How Much VRAM to Run an LLM: Complete Guide for Model Sizing

How Much VRAM Run LLM: Overview
Memory Calculation Fundamentals
VRAM Requirements by Model
Optimization Strategies
GPU Selection by Model and Use Case
Performance Characteristics by Hardware
FAQ
Related Resources
Sources

How Much VRAM Run LLM: Overview

How Much VRAM Run LLM is the focus of this guide. Determining VRAM requirements for language models involves understanding parameter counts, precision formats, and inference patterns. Correct sizing prevents expensive GPU underutilization and memory overflow failures.

Memory Calculation Fundamentals

Base Model Memory

Each parameter in a neural network consumes memory proportional to the number format used. FP32 (full precision) requires 4 bytes per parameter. BF16 and FP16 reduce this to 2 bytes per parameter.

Base memory formula:

Model parameters × bytes per parameter = base model memory

A 7 billion parameter model in FP32:

7B parameters × 4 bytes = 28GB VRAM

The same model in BF16:

7B parameters × 2 bytes = 14GB VRAM

This foundational calculation represents model weights only, excluding activations and working memory.

Activation Memory

Forward and backward passes generate activation tensors. These activations consume additional memory beyond model weights, typically 2-3× base model memory during training.

Training a 7B parameter model requires approximately:

Base model: 14GB (BF16)
Activations: 28-42GB
Optimizer states: 28GB (for AdamW)
Total: 70-84GB VRAM

This explains why training large models demands H100 (80GB) or requires distributed training across multiple GPUs.

Inference Memory Overhead

Inference has lower memory requirements than training. Single-batch inference on a 7B model needs:

Model weights: 14GB (BF16)
KV cache: 2-4GB (depends on sequence length)
Workspace: 1-2GB
Total: 17-20GB

Multi-batch inference increases KV cache proportionally. Batch size 32 increases total requirements to 40-50GB for the same 7B model.

VRAM Requirements by Model

Small Models (1-3B Parameters)

Smaller models like Phi 2 (2.7B), TinyLlama (1.1B), and MobileLLM (1.3B) optimize for edge devices and cost-conscious development.

Memory requirements:

Phi 2.7B in FP32: 11GB VRAM
Phi 2.7B in BF16: 5.5GB VRAM
TinyLlama 1.1B in BF16: 2.2GB VRAM
MobileLLM 1.3B in BF16: 2.6GB VRAM

These small models fit on consumer GPUs like RTX 4090 (24GB) or older A100 40GB, enabling development on commodity hardware. The trade-off: smaller models provide lower quality outputs for complex reasoning tasks. Phi 2 excels at code generation and math problems but underperforms on open-ended writing.

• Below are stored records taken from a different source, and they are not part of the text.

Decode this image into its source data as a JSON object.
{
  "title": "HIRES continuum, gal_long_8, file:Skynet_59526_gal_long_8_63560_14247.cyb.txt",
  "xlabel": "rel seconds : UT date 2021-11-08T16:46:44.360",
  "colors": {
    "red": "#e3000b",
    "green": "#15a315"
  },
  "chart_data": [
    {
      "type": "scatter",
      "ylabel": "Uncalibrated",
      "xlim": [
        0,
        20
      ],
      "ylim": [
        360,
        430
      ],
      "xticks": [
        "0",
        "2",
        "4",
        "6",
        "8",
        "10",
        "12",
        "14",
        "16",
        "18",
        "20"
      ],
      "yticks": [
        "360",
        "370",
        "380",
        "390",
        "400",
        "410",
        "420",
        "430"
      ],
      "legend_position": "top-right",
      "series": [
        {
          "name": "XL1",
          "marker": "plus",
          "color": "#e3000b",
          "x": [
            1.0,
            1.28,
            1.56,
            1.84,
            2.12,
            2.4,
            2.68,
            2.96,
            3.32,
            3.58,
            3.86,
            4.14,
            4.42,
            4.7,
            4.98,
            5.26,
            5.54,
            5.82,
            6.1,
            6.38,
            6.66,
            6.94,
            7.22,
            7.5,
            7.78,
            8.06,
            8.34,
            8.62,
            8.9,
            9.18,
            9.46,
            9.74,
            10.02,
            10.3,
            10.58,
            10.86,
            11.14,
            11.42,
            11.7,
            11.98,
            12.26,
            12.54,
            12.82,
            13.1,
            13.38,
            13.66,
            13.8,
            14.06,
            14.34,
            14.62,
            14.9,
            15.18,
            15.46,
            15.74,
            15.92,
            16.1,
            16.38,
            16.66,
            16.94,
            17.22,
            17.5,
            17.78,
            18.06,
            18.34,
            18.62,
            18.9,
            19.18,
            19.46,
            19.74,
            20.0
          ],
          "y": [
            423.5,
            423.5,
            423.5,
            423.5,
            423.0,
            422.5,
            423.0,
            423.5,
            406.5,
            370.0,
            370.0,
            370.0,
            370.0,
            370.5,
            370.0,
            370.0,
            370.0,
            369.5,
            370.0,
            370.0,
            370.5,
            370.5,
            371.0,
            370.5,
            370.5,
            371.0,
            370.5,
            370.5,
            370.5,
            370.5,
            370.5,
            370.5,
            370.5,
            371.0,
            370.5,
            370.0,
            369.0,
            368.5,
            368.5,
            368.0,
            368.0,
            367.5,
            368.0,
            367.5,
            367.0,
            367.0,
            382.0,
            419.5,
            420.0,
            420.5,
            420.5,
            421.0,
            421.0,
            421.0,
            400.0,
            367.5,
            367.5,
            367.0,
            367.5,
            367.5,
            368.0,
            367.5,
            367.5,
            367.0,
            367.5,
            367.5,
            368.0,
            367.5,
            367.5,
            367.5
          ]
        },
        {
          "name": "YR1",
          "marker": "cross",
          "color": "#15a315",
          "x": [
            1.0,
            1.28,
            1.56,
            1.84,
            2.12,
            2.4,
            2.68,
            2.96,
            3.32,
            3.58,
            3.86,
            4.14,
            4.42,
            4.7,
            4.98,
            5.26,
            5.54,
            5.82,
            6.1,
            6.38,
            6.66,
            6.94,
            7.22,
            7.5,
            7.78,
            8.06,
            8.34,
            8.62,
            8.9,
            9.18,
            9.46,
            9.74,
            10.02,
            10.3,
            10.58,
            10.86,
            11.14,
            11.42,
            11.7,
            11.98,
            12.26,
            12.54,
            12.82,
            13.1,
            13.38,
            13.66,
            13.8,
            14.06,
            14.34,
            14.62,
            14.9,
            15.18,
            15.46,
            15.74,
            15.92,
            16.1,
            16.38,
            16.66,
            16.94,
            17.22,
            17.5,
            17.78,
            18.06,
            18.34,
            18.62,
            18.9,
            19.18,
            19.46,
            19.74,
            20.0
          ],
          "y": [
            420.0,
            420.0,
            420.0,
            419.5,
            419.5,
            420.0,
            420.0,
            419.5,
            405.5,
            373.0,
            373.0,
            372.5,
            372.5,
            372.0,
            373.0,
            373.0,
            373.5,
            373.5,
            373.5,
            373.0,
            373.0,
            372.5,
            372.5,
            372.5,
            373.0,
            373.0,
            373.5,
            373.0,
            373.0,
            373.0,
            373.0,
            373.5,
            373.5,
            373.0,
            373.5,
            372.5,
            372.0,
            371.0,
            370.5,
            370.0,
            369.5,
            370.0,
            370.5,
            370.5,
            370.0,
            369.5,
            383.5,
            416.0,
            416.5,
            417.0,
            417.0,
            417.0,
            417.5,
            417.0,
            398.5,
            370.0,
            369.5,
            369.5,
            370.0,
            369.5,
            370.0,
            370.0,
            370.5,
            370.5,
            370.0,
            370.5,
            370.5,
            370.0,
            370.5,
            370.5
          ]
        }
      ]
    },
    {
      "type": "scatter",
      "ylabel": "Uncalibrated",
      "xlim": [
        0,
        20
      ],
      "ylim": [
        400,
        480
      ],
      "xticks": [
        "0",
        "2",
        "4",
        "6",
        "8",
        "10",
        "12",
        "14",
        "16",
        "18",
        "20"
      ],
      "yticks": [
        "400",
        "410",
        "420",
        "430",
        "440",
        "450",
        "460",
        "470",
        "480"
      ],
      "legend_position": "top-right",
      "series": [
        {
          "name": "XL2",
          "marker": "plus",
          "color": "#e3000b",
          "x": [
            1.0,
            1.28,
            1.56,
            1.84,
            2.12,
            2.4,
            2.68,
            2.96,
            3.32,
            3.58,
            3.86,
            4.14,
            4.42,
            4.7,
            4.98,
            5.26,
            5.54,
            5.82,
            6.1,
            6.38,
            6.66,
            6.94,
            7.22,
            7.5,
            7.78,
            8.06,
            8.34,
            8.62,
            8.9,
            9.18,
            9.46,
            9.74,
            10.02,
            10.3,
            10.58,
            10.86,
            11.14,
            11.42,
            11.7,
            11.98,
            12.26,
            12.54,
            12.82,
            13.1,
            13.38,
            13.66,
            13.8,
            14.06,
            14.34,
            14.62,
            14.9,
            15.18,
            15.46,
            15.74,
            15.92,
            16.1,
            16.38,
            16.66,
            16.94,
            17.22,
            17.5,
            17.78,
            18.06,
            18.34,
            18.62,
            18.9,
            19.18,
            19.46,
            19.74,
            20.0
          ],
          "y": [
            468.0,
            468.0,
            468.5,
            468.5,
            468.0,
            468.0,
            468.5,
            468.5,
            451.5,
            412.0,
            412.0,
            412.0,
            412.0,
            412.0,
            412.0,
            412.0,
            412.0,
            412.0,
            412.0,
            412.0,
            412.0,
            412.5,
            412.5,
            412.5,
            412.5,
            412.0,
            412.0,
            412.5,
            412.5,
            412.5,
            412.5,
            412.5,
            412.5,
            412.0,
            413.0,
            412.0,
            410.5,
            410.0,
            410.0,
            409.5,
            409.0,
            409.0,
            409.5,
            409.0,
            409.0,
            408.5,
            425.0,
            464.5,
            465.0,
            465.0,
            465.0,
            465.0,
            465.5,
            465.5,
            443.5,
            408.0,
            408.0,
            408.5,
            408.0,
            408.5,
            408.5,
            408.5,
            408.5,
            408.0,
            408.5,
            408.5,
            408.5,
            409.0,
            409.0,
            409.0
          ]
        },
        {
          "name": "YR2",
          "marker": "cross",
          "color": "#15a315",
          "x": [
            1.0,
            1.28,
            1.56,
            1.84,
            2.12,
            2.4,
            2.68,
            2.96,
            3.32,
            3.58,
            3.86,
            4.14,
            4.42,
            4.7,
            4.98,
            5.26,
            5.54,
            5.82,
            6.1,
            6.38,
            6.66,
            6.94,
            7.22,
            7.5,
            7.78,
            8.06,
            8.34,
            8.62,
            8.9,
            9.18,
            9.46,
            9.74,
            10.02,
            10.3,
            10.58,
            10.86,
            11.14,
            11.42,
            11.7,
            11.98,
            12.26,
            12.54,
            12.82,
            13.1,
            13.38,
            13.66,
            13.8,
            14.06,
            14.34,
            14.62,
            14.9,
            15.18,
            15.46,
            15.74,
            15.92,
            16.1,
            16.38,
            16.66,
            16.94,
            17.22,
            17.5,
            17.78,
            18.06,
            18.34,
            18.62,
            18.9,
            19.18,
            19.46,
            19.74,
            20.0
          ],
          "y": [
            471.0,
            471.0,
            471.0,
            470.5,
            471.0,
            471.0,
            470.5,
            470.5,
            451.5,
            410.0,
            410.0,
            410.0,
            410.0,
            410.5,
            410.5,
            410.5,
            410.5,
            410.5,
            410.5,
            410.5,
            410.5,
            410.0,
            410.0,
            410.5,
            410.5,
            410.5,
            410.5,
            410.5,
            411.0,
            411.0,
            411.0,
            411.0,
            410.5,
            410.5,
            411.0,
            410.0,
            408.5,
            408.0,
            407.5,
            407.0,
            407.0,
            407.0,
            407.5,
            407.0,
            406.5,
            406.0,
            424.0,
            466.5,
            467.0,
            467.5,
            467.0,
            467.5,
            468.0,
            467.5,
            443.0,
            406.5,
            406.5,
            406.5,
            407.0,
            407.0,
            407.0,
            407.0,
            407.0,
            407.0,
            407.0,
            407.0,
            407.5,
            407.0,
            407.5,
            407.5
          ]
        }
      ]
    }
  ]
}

Inference performance on RTX 4090:

Single-batch inference: 100-200 tokens/second
Batch size 4: 300-400 tokens/second aggregate
Batch size 8: 400-500 tokens/second aggregate

For production inference, small models on consumer GPUs suit applications with modest throughput requirements (100-500 QPS maximum). Higher throughput demands scaling to specialized data center GPUs.

Cost considerations for small model inference:

RTX 4090 inference on Latitude: $0.90/hour
Monthly: $648
Cost per inference request (assuming 50 tokens/second, 1 QPS): $0.18/request

Mid-Range Models (7-13B Parameters)

Llama 2 7B, Mistral 7B, and Code Llama 7B represent the efficiency frontier. These models balance capability and resource requirements, powering most production inference deployments in 2026.

Memory requirements:

Llama 2 7B in FP32: 28GB
Llama 2 7B in BF16: 14GB
Mistral 7B in BF16: 14GB
Mistral 7B with Flash Attention: 11GB (33% reduction)
Llama 2 13B in BF16: 26GB
Code Llama 34B: 68GB BF16

Hardware recommendations:

A100 40GB: Supports Llama 2 7B with batch size 8-16
A100 80GB: Supports Llama 2 13B with batch size 8-12
H100 80GB: Supports Llama 2 13B with batch size 32-64
RunPod H100 SXM at $2.69/hour: Ideal for mid-range model inference

Inference performance on A100 40GB running Llama 2 7B:

Single-batch latency: 50ms per token
Batch size 8: 400-600 tokens/second aggregate throughput
Batch size 16: 700-900 tokens/second aggregate throughput

Production economics for Llama 2 7B inference:

A100 40GB via Latitude: $2.10/hour
Monthly cost: $1,512
Assuming 50 requests/hour average, 10 tokens/request: $0.0030 per inference request
Cost competitive with LLM API pricing for Claude 3 and GPT-4 alternatives

Training considerations:

Fine-tuning Llama 2 7B requires 40GB minimum (16-bit precision)
Full training of 7B from scratch demands 80GB+ with optimizer states
Distributed training across 2-4 GPUs enables larger batch sizes and faster convergence

Large Models (34-70B Parameters)

Llama 2 70B, Code Llama 34B, and Mistral Large (45B) require high-end GPUs. Training becomes impractical on single instances, requiring distributed approaches. These models achieve substantial quality improvements over 7B variants, justifying infrastructure complexity for production systems.

Memory requirements:

Llama 2 34B in BF16: 68GB
Llama 2 70B in BF16: 140GB (FP32 would require 280GB)
Code Llama 34B in BF16: 68GB
Mistral Large 45B in BF16: 90GB

Single-GPU inference challenges:

Comparing NVIDIA H100 specifications at 80GB, Llama 2 70B in BF16 (140GB) cannot fit on single H100. Even 34B models strain H100's capacity with reasonable batch sizes.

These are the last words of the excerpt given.